Thursday 31 July 2014

Ebola can be spread to Europe and Asia

  Sierra Leone declared a state of emergency following the outbreak of the deadly Ebola virus, which also feared could spread to continental Europe and Asia.
 
  President of Sierra Leone, Ernest Bai Koroma announced a public health emergency to tackle the spread of the Ebola outbreak worst recorded in history. President Koroma also ordered security forces to keep the quarantine area at the center of the spread of the deadly virus.

Hard policy package addressing the spread of Ebola previously announced by its neighbors, Liberia on Wednesday night.

Koroma also announced that he canceled a trip to Washington to show the United States-Africa summit next week, due to the Ebola crisis that attacked his country.

Ebola virus is highly contagious responsible for the deaths of 672 people in West African countries: Liberia, Guinea and Sierra Leone, according to the World Health Organisation statement.
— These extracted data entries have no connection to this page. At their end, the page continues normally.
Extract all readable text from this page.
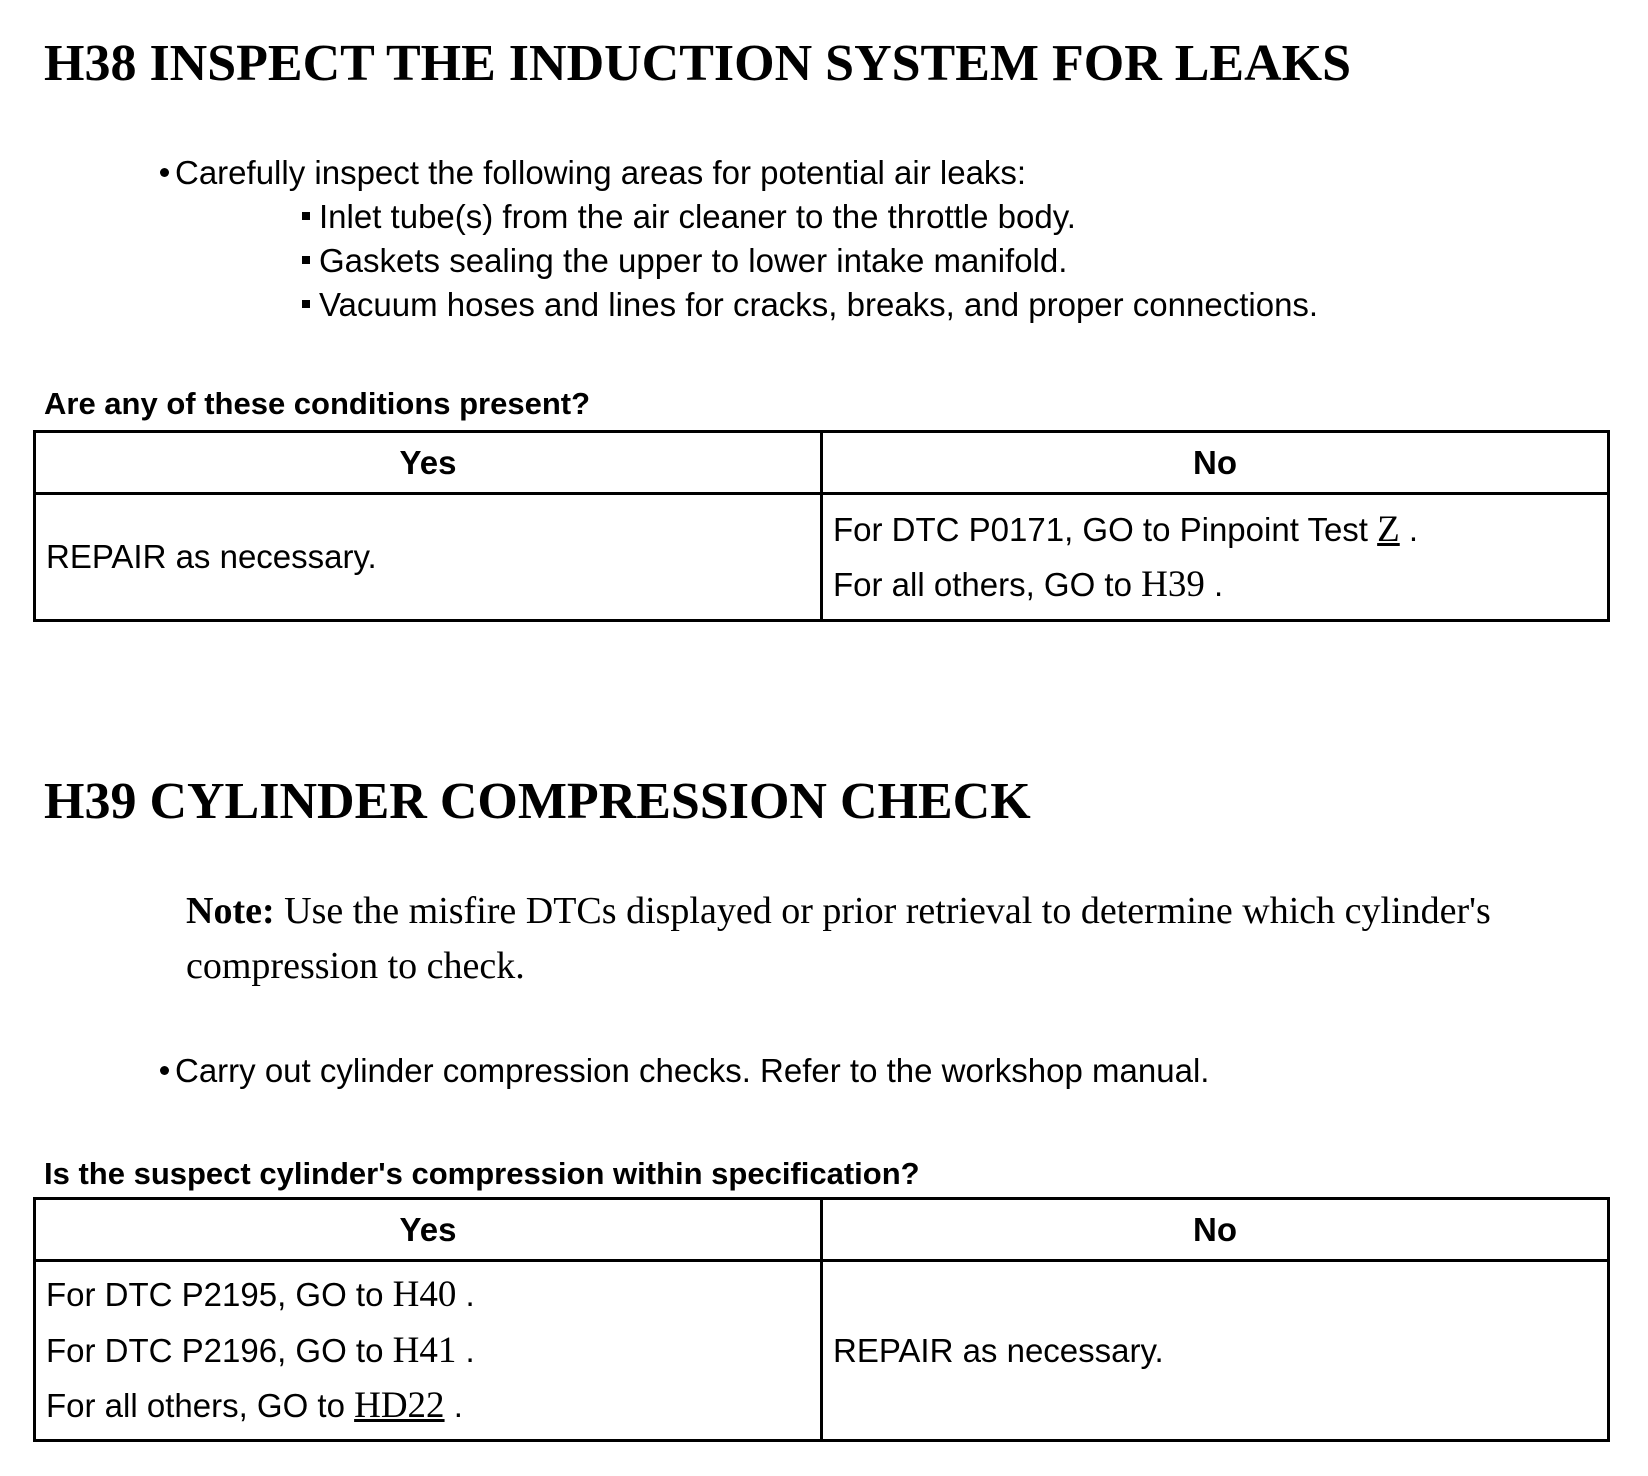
H38 INSPECT THE INDUCTION SYSTEM FOR LEAKS
Carefully inspect the following areas for potential air leaks:
Inlet tube(s) from the air cleaner to the throttle body.
Gaskets sealing the upper to lower intake manifold.
Vacuum hoses and lines for cracks, breaks, and proper connections.
Are any of these conditions present?
Yes	No
REPAIR as necessary.	For DTC P0171, GO to Pinpoint Test Z .
For all others, GO to H39 .
H39 CYLINDER COMPRESSION CHECK
Note: Use the misfire DTCs displayed or prior retrieval to determine which cylinder's compression to check.
Carry out cylinder compression checks. Refer to the workshop manual.
Is the suspect cylinder's compression within specification?
Yes	No

For DTC P2195, GO to H40 .
For DTC P2196, GO to H41 .
For all others, GO to HD22 .	REPAIR as necessary.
Threatening Europe and Asia

Meanwhile, the feared Ebola outbreak could spread to other continents. Humanitarian organization Doctors Without Borders (MSF) said the crisis menyengkeram West Africa it is only going to get worse and warned there was no overall strategy to deal with the worst outbreak of Ebola that has ever happened in this world.

Bart Janssens, MSF operations director warned that governments and countries and international organizations do not have a "holistic perspective" on how to tackle this epidemic.

"The epidemic is unprecedented, totally out of control and this situation will only get worse, because it (the virus) is still spreading, especially at some point in Liberia and Sierra Leone," he said.

"If the situation does not improve quickly, there is a real risk of new countries will be infected," he told the daily La Libre Belgique.

The Hong Kong government announced it would take steps such as quarantine for suspected cases, even a woman who arrived from Africa with Ebola-like symptoms, after laboratory tests, the results are negative.

International Civil Aviation Organization (ICAO) has been in talks with world health officials linked the steps that can be taken to stop the spread of Ebola.

In the UK, where one has examined the laboratory and declared negative, Foreign Secretary Philip Hammond said the case is "a serious threat".

An emergency meeting has decided that the best approach is to provide "additional resources to cope with the disease at its source" in West Africa, he said.

Ebola victims can kill in a matter of days, marked a high fever and muscle aches, vomiting, diarrhea, and in some cases organ failure and bleeding nonstop. (Read: Mystery Deadly Ebola Virus)

Since March, there were 1,201 cases of Ebola and 672 of them ended in death, according to WHO data.